I ordered a bundle of EU certified and tested viewing glasses for my friends in the area. We had planned to visit East Washington for a viewing party, but that fell through.

I plan to watch it and observe/record the “dip” in the shortwave and medium wave bands by radio as we get a brief blip of night during the day. That won’t be affected by any clouds .

Blessings on all points of the squiggligons,

Gordon

PS-expect some recordings and visuals on meteor showers by the end of January, posted exclusively for the AODA. With an article explaining how to do it with what you own, or can buy for under $30.00.


#18

I did see the eclipse. I used the glasses on my phone to create videos and pictures. We were at a play park and offered many the use of the glasses. It was an amazing energy. I also made solar eclipse sand.
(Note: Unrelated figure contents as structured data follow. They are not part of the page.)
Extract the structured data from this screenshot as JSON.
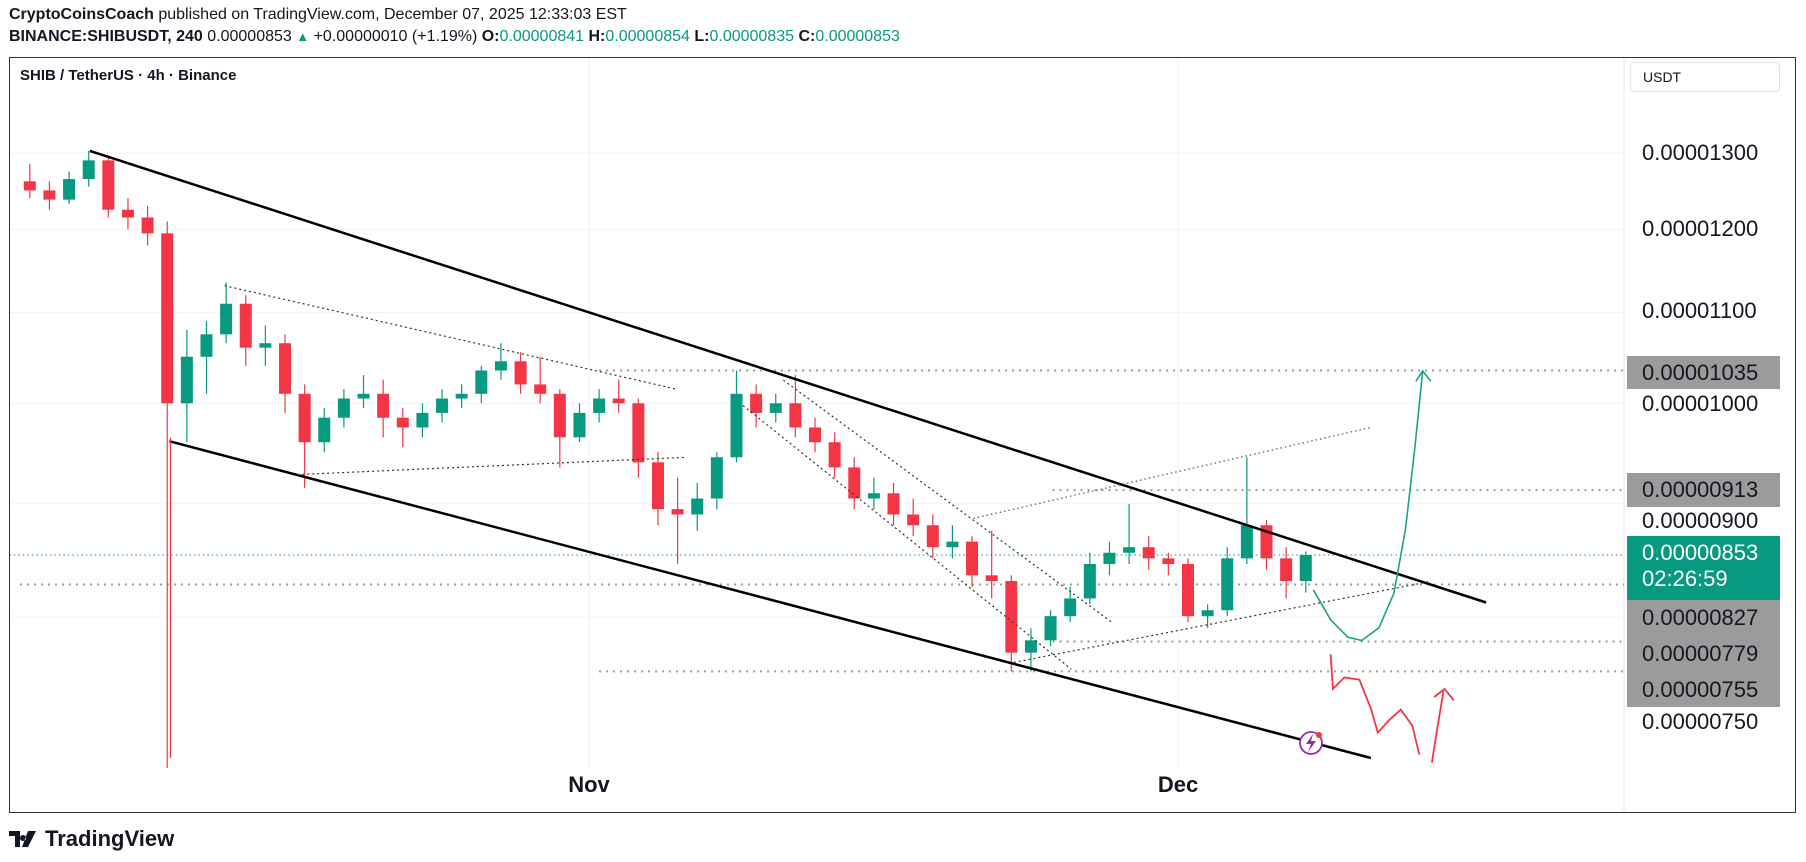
{
  "header": {
    "author": "CryptoCoinsCoach",
    "published_text": "published on TradingView.com, December 07, 2025 12:33:03 EST",
    "symbol_interval": "BINANCE:SHIBUSDT, 240",
    "last": "0.00000853",
    "change": "+0.00000010 (+1.19%)",
    "o_label": "O:",
    "o": "0.00000841",
    "h_label": "H:",
    "h": "0.00000854",
    "l_label": "L:",
    "l": "0.00000835",
    "c_label": "C:",
    "c": "0.00000853"
  },
  "chart_title": "SHIB / TetherUS · 4h · Binance",
  "currency_button": "USDT",
  "footer_logo": "TradingView",
  "colors": {
    "up": "#089981",
    "down": "#f23645",
    "level": "#9b9b9b",
    "accent": "#089981"
  },
  "chart_data": {
    "type": "candlestick",
    "title": "SHIB / TetherUS · 4h · Binance",
    "y_scale": "log",
    "grid": true,
    "y_ticks": [
      "0.00001300",
      "0.00001200",
      "0.00001100",
      "0.00001000",
      "0.00000900",
      "0.00000750"
    ],
    "x_ticks": [
      {
        "label": "Nov",
        "date": "2025-11-01"
      },
      {
        "label": "Dec",
        "date": "2025-12-01"
      }
    ],
    "current_price": {
      "value": "0.00000853",
      "countdown": "02:26:59"
    },
    "levels": [
      "0.00001035",
      "0.00000913",
      "0.00000827",
      "0.00000779",
      "0.00000755"
    ],
    "start_date": "2025-10-03",
    "candles_note_resolution": "daily approximation",
    "ohlc": [
      [
        1.262e-05,
        1.285e-05,
        1.24e-05,
        1.25e-05
      ],
      [
        1.25e-05,
        1.262e-05,
        1.225e-05,
        1.238e-05
      ],
      [
        1.238e-05,
        1.275e-05,
        1.232e-05,
        1.265e-05
      ],
      [
        1.265e-05,
        1.303e-05,
        1.255e-05,
        1.29e-05
      ],
      [
        1.29e-05,
        1.295e-05,
        1.215e-05,
        1.225e-05
      ],
      [
        1.225e-05,
        1.24e-05,
        1.2e-05,
        1.215e-05
      ],
      [
        1.215e-05,
        1.23e-05,
        1.18e-05,
        1.195e-05
      ],
      [
        1.195e-05,
        1.21e-05,
        6.28e-06,
        1e-05
      ],
      [
        1e-05,
        1.08e-05,
        9.6e-06,
        1.05e-05
      ],
      [
        1.05e-05,
        1.09e-05,
        1.01e-05,
        1.075e-05
      ],
      [
        1.075e-05,
        1.135e-05,
        1.065e-05,
        1.11e-05
      ],
      [
        1.11e-05,
        1.12e-05,
        1.04e-05,
        1.06e-05
      ],
      [
        1.06e-05,
        1.085e-05,
        1.04e-05,
        1.065e-05
      ],
      [
        1.065e-05,
        1.075e-05,
        9.9e-06,
        1.01e-05
      ],
      [
        1.01e-05,
        1.02e-05,
        9.15e-06,
        9.6e-06
      ],
      [
        9.6e-06,
        9.95e-06,
        9.5e-06,
        9.85e-06
      ],
      [
        9.85e-06,
        1.015e-05,
        9.75e-06,
        1.005e-05
      ],
      [
        1.005e-05,
        1.03e-05,
        9.95e-06,
        1.01e-05
      ],
      [
        1.01e-05,
        1.025e-05,
        9.65e-06,
        9.85e-06
      ],
      [
        9.85e-06,
        9.95e-06,
        9.55e-06,
        9.75e-06
      ],
      [
        9.75e-06,
        1e-05,
        9.65e-06,
        9.9e-06
      ],
      [
        9.9e-06,
        1.015e-05,
        9.8e-06,
        1.005e-05
      ],
      [
        1.005e-05,
        1.02e-05,
        9.95e-06,
        1.01e-05
      ],
      [
        1.01e-05,
        1.04e-05,
        1e-05,
        1.035e-05
      ],
      [
        1.035e-05,
        1.065e-05,
        1.025e-05,
        1.045e-05
      ],
      [
        1.045e-05,
        1.055e-05,
        1.01e-05,
        1.02e-05
      ],
      [
        1.02e-05,
        1.05e-05,
        1e-05,
        1.01e-05
      ],
      [
        1.01e-05,
        1.015e-05,
        9.35e-06,
        9.65e-06
      ],
      [
        9.65e-06,
        1e-05,
        9.6e-06,
        9.9e-06
      ],
      [
        9.9e-06,
        1.015e-05,
        9.8e-06,
        1.005e-05
      ],
      [
        1.005e-05,
        1.025e-05,
        9.9e-06,
        1e-05
      ],
      [
        1e-05,
        1.005e-05,
        9.25e-06,
        9.4e-06
      ],
      [
        9.4e-06,
        9.5e-06,
        8.8e-06,
        8.95e-06
      ],
      [
        8.95e-06,
        9.25e-06,
        8.45e-06,
        8.9e-06
      ],
      [
        8.9e-06,
        9.2e-06,
        8.75e-06,
        9.05e-06
      ],
      [
        9.05e-06,
        9.5e-06,
        8.95e-06,
        9.45e-06
      ],
      [
        9.45e-06,
        1.035e-05,
        9.4e-06,
        1.01e-05
      ],
      [
        1.01e-05,
        1.02e-05,
        9.75e-06,
        9.9e-06
      ],
      [
        9.9e-06,
        1.01e-05,
        9.8e-06,
        1e-05
      ],
      [
        1e-05,
        1.03e-05,
        9.65e-06,
        9.75e-06
      ],
      [
        9.75e-06,
        9.85e-06,
        9.5e-06,
        9.6e-06
      ],
      [
        9.6e-06,
        9.7e-06,
        9.25e-06,
        9.35e-06
      ],
      [
        9.35e-06,
        9.45e-06,
        8.95e-06,
        9.05e-06
      ],
      [
        9.05e-06,
        9.25e-06,
        8.95e-06,
        9.1e-06
      ],
      [
        9.1e-06,
        9.2e-06,
        8.8e-06,
        8.9e-06
      ],
      [
        8.9e-06,
        9.05e-06,
        8.7e-06,
        8.8e-06
      ],
      [
        8.8e-06,
        8.9e-06,
        8.5e-06,
        8.6e-06
      ],
      [
        8.6e-06,
        8.8e-06,
        8.5e-06,
        8.65e-06
      ],
      [
        8.65e-06,
        8.7e-06,
        8.25e-06,
        8.35e-06
      ],
      [
        8.35e-06,
        8.75e-06,
        8.15e-06,
        8.3e-06
      ],
      [
        8.3e-06,
        8.35e-06,
        7.55e-06,
        7.7e-06
      ],
      [
        7.7e-06,
        7.9e-06,
        7.55e-06,
        7.8e-06
      ],
      [
        7.8e-06,
        8.05e-06,
        7.75e-06,
        8e-06
      ],
      [
        8e-06,
        8.25e-06,
        7.95e-06,
        8.15e-06
      ],
      [
        8.15e-06,
        8.55e-06,
        8.1e-06,
        8.45e-06
      ],
      [
        8.45e-06,
        8.65e-06,
        8.35e-06,
        8.55e-06
      ],
      [
        8.55e-06,
        9e-06,
        8.45e-06,
        8.6e-06
      ],
      [
        8.6e-06,
        8.7e-06,
        8.4e-06,
        8.5e-06
      ],
      [
        8.5e-06,
        8.55e-06,
        8.35e-06,
        8.45e-06
      ],
      [
        8.45e-06,
        8.5e-06,
        7.95e-06,
        8e-06
      ],
      [
        8e-06,
        8.1e-06,
        7.9e-06,
        8.05e-06
      ],
      [
        8.05e-06,
        8.6e-06,
        8e-06,
        8.5e-06
      ],
      [
        8.5e-06,
        9.45e-06,
        8.45e-06,
        8.8e-06
      ],
      [
        8.8e-06,
        8.85e-06,
        8.4e-06,
        8.5e-06
      ],
      [
        8.5e-06,
        8.6e-06,
        8.15e-06,
        8.3e-06
      ],
      [
        8.3e-06,
        8.56e-06,
        8.2e-06,
        8.53e-06
      ]
    ]
  }
}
I learned a lot about the sun and moon energy mixing. I had a huge download that day.


#19

Due to the forest fires North and South, the sky was blood red or ashen grey most of that week.

Six of us sat in lounge chairs in my back yard, wearing our eclipse glasses, and watched for the first times in our lives, live solar prominences just after the eclipse proper passed its dimmest point. Wow! The birds got confused by the onset of night. The shadows crept up into the yard and treeline in an unnatural fashion. It got very, very quiet for a daytime in Bremerton. Fascinating.